The rich and lush and buttery and silky fruit-forward Rombauer Chardonnay is the perfect counterpoint to the desirable effects of euphoria, drowsiness, depressant effects on the central nervous system and slowing of the pulse which are all positive components of the semi-synthetic opioid analgesic Vicodin pill.

The constipation, dry mouth, decreased appetite, yellowing of eyes and skin, bruising, stomach pain, dizziness, decreased sex drive and muscle twitches side effects of Rombauer Chardonnay should be no deterrent to the powerful zing of the orally taken or crushed up insufflated snorted or liquid extracted rectally syringed Vicodin pill.

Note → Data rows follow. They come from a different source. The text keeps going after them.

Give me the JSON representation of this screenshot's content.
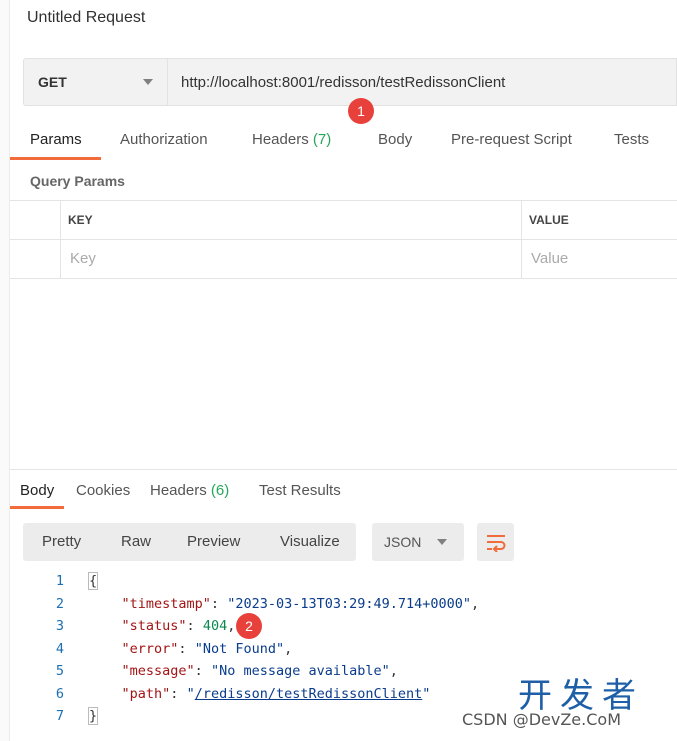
{
  "request": {
    "title": "Untitled Request",
    "method": "GET",
    "url": "http://localhost:8001/redisson/testRedissonClient"
  },
  "annotations": {
    "badge1": "1",
    "badge2": "2"
  },
  "request_tabs": {
    "params": "Params",
    "authorization": "Authorization",
    "headers": "Headers",
    "headers_count": "(7)",
    "body": "Body",
    "prerequest": "Pre-request Script",
    "tests": "Tests"
  },
  "query_params": {
    "label": "Query Params",
    "col_key": "KEY",
    "col_value": "VALUE",
    "key_placeholder": "Key",
    "value_placeholder": "Value"
  },
  "response_tabs": {
    "body": "Body",
    "cookies": "Cookies",
    "headers": "Headers",
    "headers_count": "(6)",
    "test_results": "Test Results"
  },
  "toolbar": {
    "pretty": "Pretty",
    "raw": "Raw",
    "preview": "Preview",
    "visualize": "Visualize",
    "format": "JSON"
  },
  "response_body": {
    "line_numbers": [
      "1",
      "2",
      "3",
      "4",
      "5",
      "6",
      "7"
    ],
    "open_brace": "{",
    "close_brace": "}",
    "timestamp_key": "\"timestamp\"",
    "timestamp_value": "\"2023-03-13T03:29:49.714+0000\"",
    "status_key": "\"status\"",
    "status_value": "404",
    "error_key": "\"error\"",
    "error_value": "\"Not Found\"",
    "message_key": "\"message\"",
    "message_value": "\"No message available\"",
    "path_key": "\"path\"",
    "path_value": "/redisson/testRedissonClient"
  },
  "watermark": {
    "big": "开发者",
    "small": "CSDN @DevZe.CoM"
  },
  "colors": {
    "accent": "#f26b3a",
    "badge": "#e8413b",
    "count_green": "#26a65b"
  }
}
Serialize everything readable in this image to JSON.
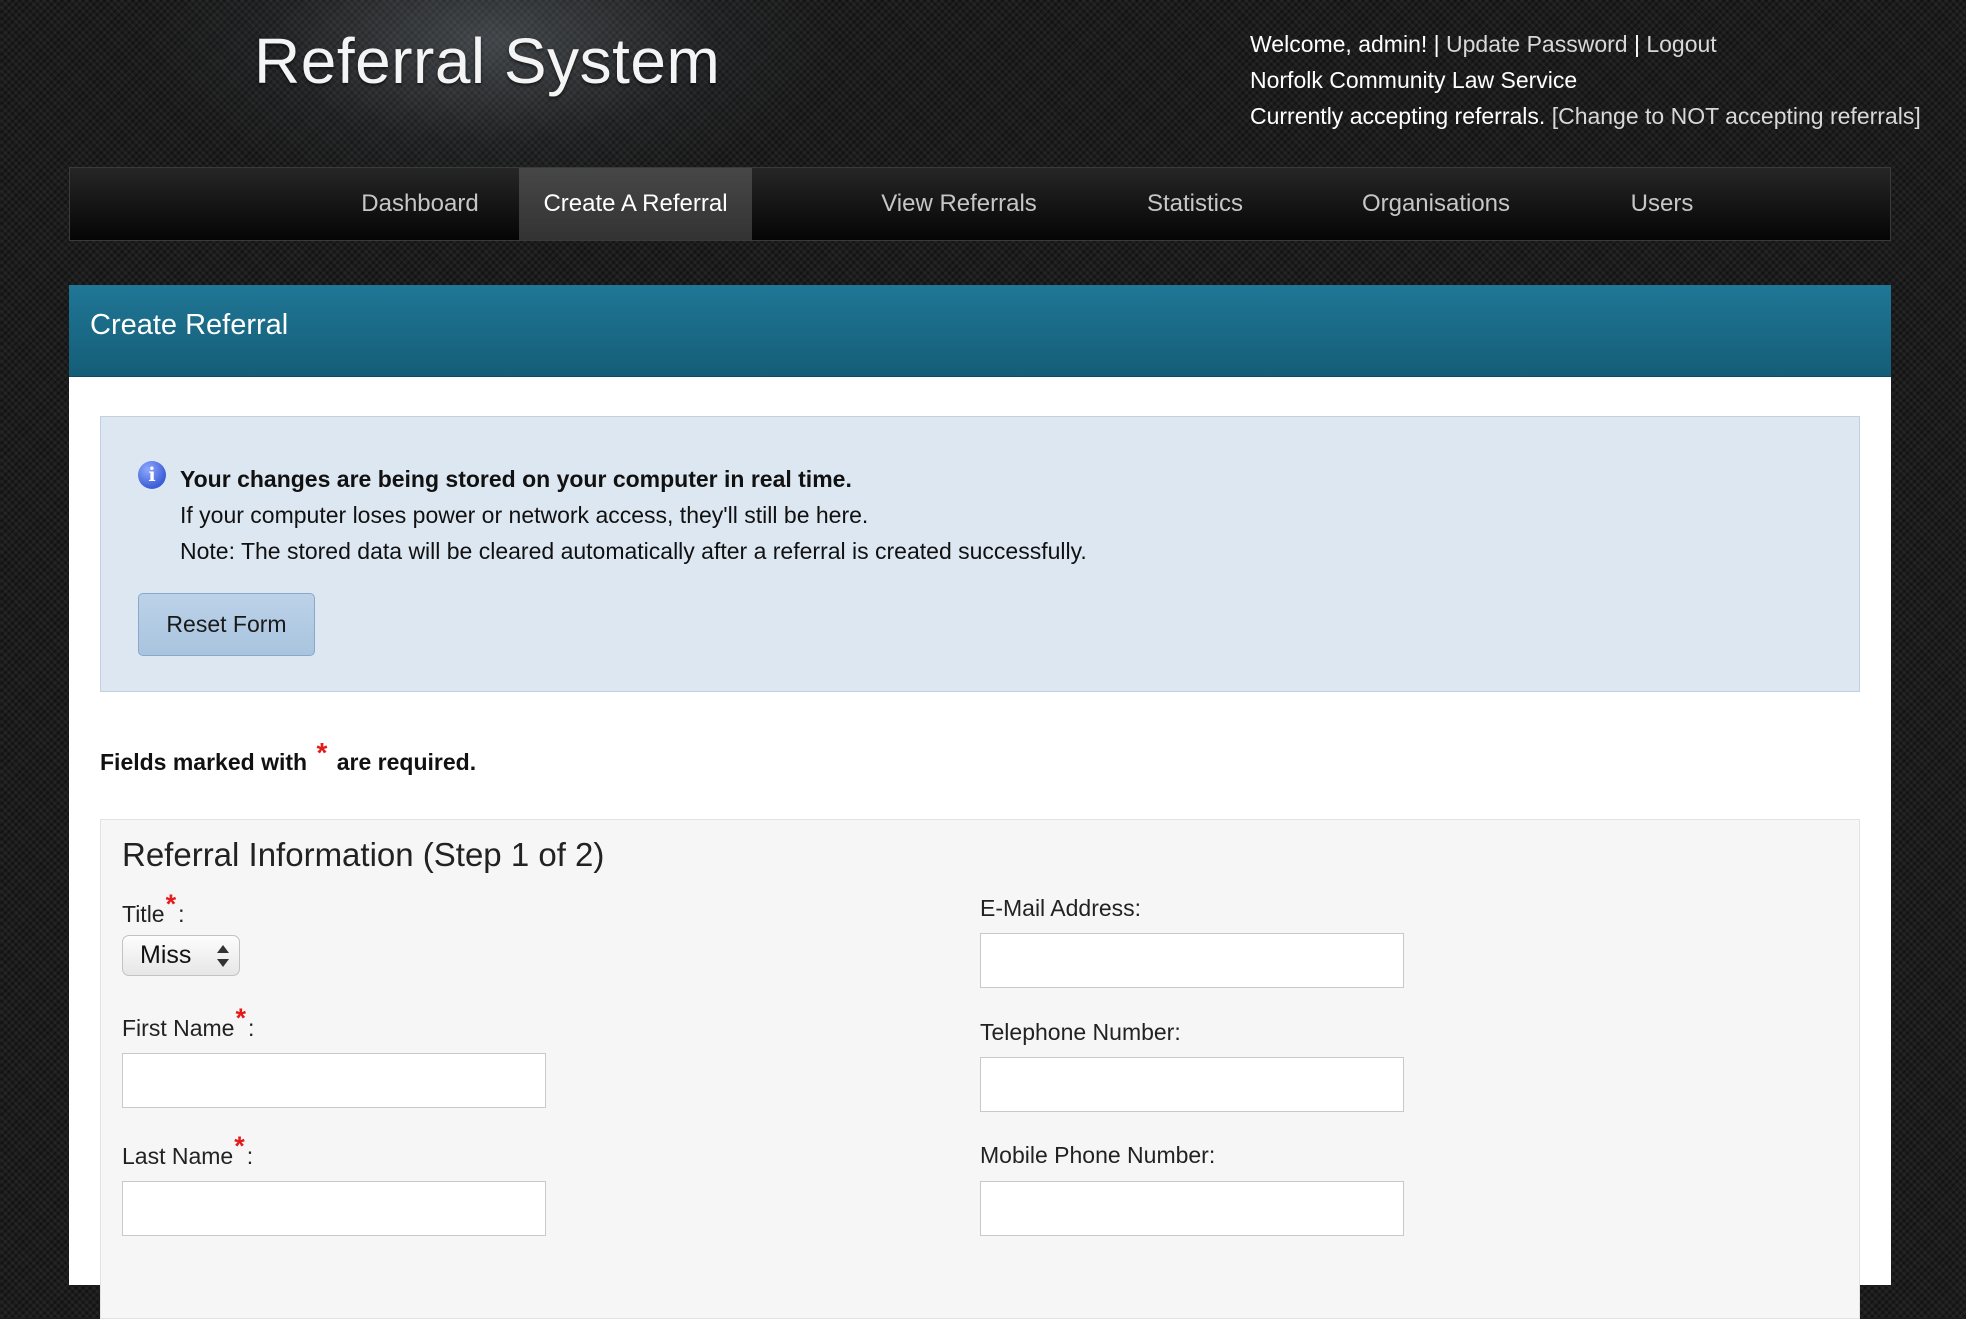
{
  "header": {
    "site_title": "Referral System",
    "welcome_text": "Welcome, admin!",
    "update_password_label": "Update Password",
    "logout_label": "Logout",
    "separator": "|",
    "organisation": "Norfolk Community Law Service",
    "accepting_status": "Currently accepting referrals.",
    "toggle_accepting_label": "[Change to NOT accepting referrals]"
  },
  "nav": {
    "items": [
      {
        "label": "Dashboard"
      },
      {
        "label": "Create A Referral",
        "active": true
      },
      {
        "label": "View Referrals"
      },
      {
        "label": "Statistics"
      },
      {
        "label": "Organisations"
      },
      {
        "label": "Users"
      }
    ]
  },
  "panel": {
    "title": "Create Referral"
  },
  "info_box": {
    "icon": "info-icon",
    "icon_glyph": "i",
    "headline": "Your changes are being stored on your computer in real time.",
    "line2": "If your computer loses power or network access, they'll still be here.",
    "line3": "Note: The stored data will be cleared automatically after a referral is created successfully.",
    "reset_button_label": "Reset Form"
  },
  "required_note": {
    "before": "Fields marked with",
    "star": "*",
    "after": "are required."
  },
  "form": {
    "section_title": "Referral Information (Step 1 of 2)",
    "title_field": {
      "label": "Title",
      "star": "*",
      "colon": ":",
      "selected": "Miss"
    },
    "first_name": {
      "label": "First Name",
      "star": "*",
      "colon": ":",
      "value": ""
    },
    "last_name": {
      "label": "Last Name",
      "star": "*",
      "colon": ":",
      "value": ""
    },
    "email": {
      "label": "E-Mail Address:",
      "value": ""
    },
    "telephone": {
      "label": "Telephone Number:",
      "value": ""
    },
    "mobile": {
      "label": "Mobile Phone Number:",
      "value": ""
    }
  },
  "colors": {
    "panel_header": "#1a6d8b",
    "info_bg": "#dce7f1",
    "required_star": "#e31b1b"
  }
}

If no Vicodin or second rate  analgesic or recreational heroin is available to you; science has also concluded that a late night viewing of “Gladiator”can be a reasonable substitute.

Wines That Rock! Rock Out With Your Cork Out!

November 16, 2011

Another attempt at dumbing down wine to appeal to the non-wine drinker.

These are the official Wines of Rock ‘N Roll, a revolution years in the making, a unique and new challenge to blend some of the greatest rock bands of the world with some of the shitiest juice The Mendocino Wine Company has ever sourced.

Wines That Rock!

2009 Grateful Dead Red Blend

Feel free to experiment with this blend as you would experiment with finding some clique to identify and hang out with.

2008 Pink Floyd “The Dark Side of the Moon” Cabernet Sauvignon

What happens if you drink this deep, complex, chocolaty cab while watching “The Wizard of Oz”?

2009 Rolling Stones “Forty Licks” Merlot

The wine that won’t die.  Imagine Mick Jagger’s lips on your glass.

2010 Woodstock Chardonnay

Break away from the past with this ‘naked’ style Chardonnay, no oak, no make up, but plenty of acid.

2009 The Police “Synchronicity” Red Wine Blend

This wine promises to be playful, seductive, and haunting like the old Sting before he became all douchey and tantric sexy.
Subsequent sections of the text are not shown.